Donald Trump a assuré dimancheque "la haine" n'avait pas sa place aux Etats-Unis après deux fusillades meurtrières qui ont fait 29 morts et relancé les critiques contre le ton incendiaire du président, accusé par ses détracteurs de nourrir les tensions dans le pays. Un homme blanc de 21 ans a ouvert le feu samedi matin à El Paso, ville à majorité hispanique, faisant 20 morts, dont six Mexicains, dans un centre commercial bondé.

Placé en garde à vue, il a été inculpé dimanche et encourt la peine de mort, a déclaré la police locale. Dans la nuit de samedi à dimanche, un autre jeune homme blanc, âgé de 24 ans, a abattu neuf personnes, dont sa propre soeur, dans un quartier animé de Dayton, dans l'Ohio, au nord-est. "Il n'y a pas de place pour la haine dans notre pays", a réagi le président américain dans sa première apparition télévisée depuis les drames, qui ont semé la consternation dans le pays.

"Il faut que ça s'arrête. Ca dure depuis des années", a-t-il poursuivi en référence aux tueries de grande ampleur qui frappent régulièrement les Etats-Unis. Depuis le début de l'année, plus de 250 fusillades ont fait quatre victimes, morts et blessés confondus, selon un décompte de l'organisation Gun archives violence.
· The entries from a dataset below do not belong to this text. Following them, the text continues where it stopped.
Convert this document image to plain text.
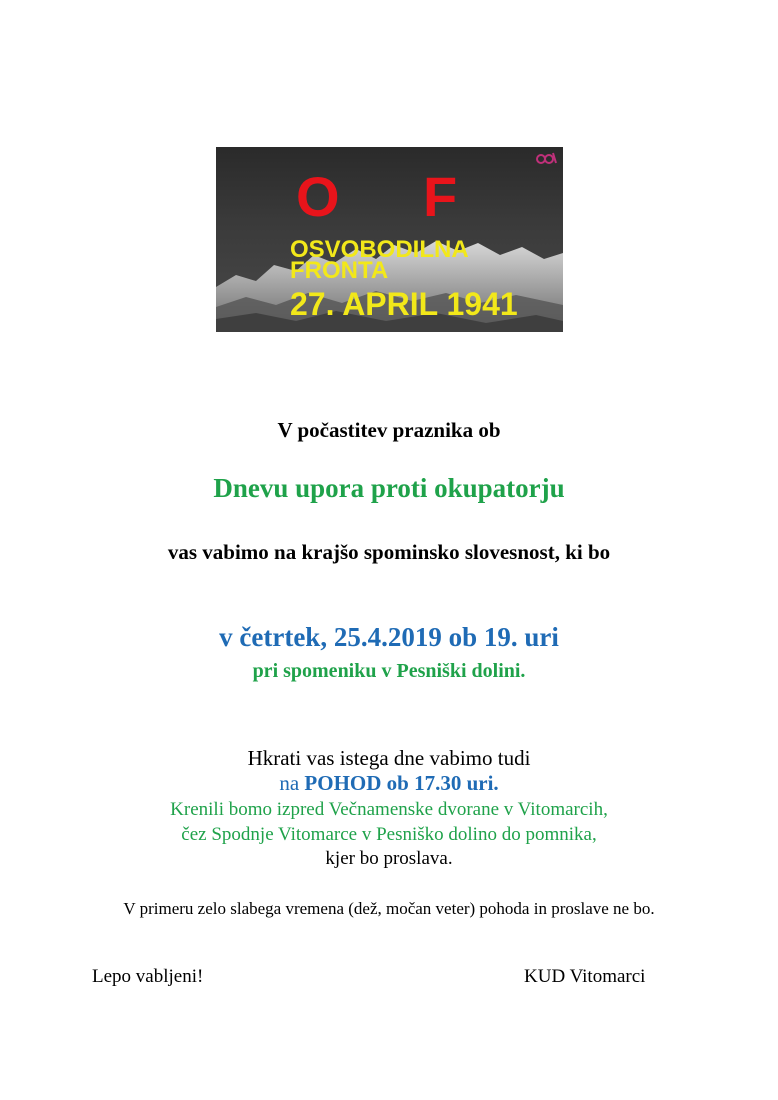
O F
OSVOBODILNA
FRONTA
27. APRIL 1941
V počastitev praznika ob
Dnevu upora proti okupatorju
vas vabimo na krajšo spominsko slovesnost, ki bo
v četrtek, 25.4.2019 ob 19. uri
pri spomeniku v Pesniški dolini.
Hkrati vas istega dne vabimo tudi
na POHOD ob 17.30 uri.
Krenili bomo izpred Večnamenske dvorane v Vitomarcih,
čez Spodnje Vitomarce v Pesniško dolino do pomnika,
kjer bo proslava.
V primeru zelo slabega vremena (dež, močan veter) pohoda in proslave ne bo.
Lepo vabljeni!	KUD Vitomarci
"Peut-être qu'on peut faire davantage" pour lutter contre cette épidémie, a reconnu le président, avant d'ajouter que les deux drames relevaient "d'un problème de maladie mentale". Cet argument est régulièrement utilisé par les républicains pour contrer les demandes de ceux qui voudraient une meilleure régulation du marché des armes à feu.

La police examine la piste du racisme dans la tuerie d'El Paso, dont l'auteur est soupçonné d'avoir rédigé un manifeste anti-hispanique avant de passer à l'acte. L'affaire est traitée comme un cas de "terrorisme intérieur", a annoncé la justice fédérale. La plupart de ses victimes, qui n'ont pas encore été identifiées, sont tombées à l'intérieur d'un hypermarché Walmart, et quelques unes sur le parking, a précisé le chef de la police locale Robert Gomez.

Après ce bain de sang, Donald Trump a été accusé par ses adversaires démocrates d'alimenter la montée de l'intolérance avec ses fréquentes déclarations au vitriol. "M. le président, arrêtez votre rhétorique raciste, haineuse et anti-immigrés", a tweeté Bernie Sanders, l'un des favoris de la primaire démocrate.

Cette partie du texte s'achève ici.